Fastly is a cloud computing company that many people have never heard about. Yet it is one of the most important companies in the world. Indeed, millions of people use its products every day without even knowing it. For example, it helps companies like Reddit, New York Times, Yelp, and Stripe power their solutions.
Fastly provides services like Content Delivery Network (CDN), Application Delivery Controllers (ADC), and Web Application Firewalls (WAF). As such, if the network goes down, millions of people cannot access important solutions. For example, it is almost impossible to pay for Uber trips since the firm uses Stripe.
The Fastly stock price has been in a deep dive in the past few months as investors worry about the company’s growth and valuation. Analysts believe that the growth that has existed in the past few months will be hard to replicate. Besides, most companies have already invested in CDN and other security solutions.
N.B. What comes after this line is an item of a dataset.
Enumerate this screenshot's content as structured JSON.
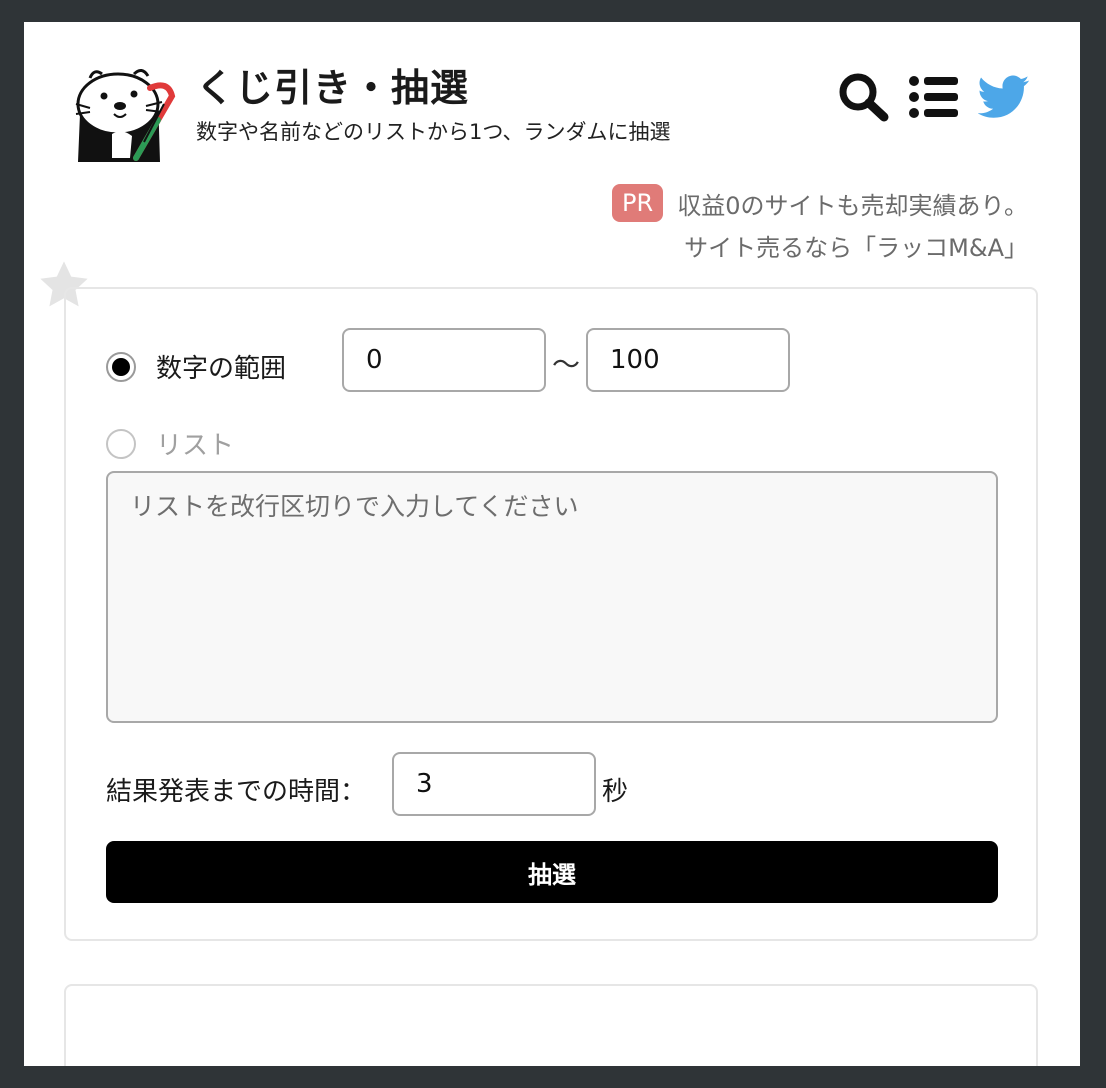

In a note, an analyst at Morgan Stanley wrote the following about Fastly:
“We think risk/reward is relatively less attractive versus our coverage universe where we favor names that are better secularly positioned and effectively executing against their market opportunities such as MongoDB and Datadog.”
Is Fastly a good investment?
Fastly is a vital company that has a strong market share in its industry. Other companies it competes with are Cloudflare, Akamai, Imperva, and Limilight among others. It has managed to get high-level customers who will continue using its services for a long time.
However, the company faces numerous challenges going ahead. As mentioned, many big companies already have their providers already. As such, the growth path is a bit difficult to map.
Second, Fastly has a long path to profitability. In 2021, its net loss rose to over $222 million from the previous $95 million. It has lost over $236 million in the trailing twelve months. Therefore, while it will continue narrowing its losses, the path to profitability is slim.
Third, like other fintech companies like Waitr and Upstart, there are concerns about the rising interest rates. Historically, companies like Fastly tend to underperform in a period of high-interest rates. More so, analysts expect that companies will slash their IT spending.
Fastly stock price forecast
The daily chart shows that the FSLY stock price has been in a strong bearish trend in the past few months. Now, the stock has formed a parallel channel pattern that is shown in blue. It is now approaching the lower side of this channel. It also remains below the 25-day and 50-day moving averages.
Notably, it has formed what looks like a bearish flag pattern. Therefore, I suspect that the sell-off will continue in the coming weeks as sellers target the support at $8.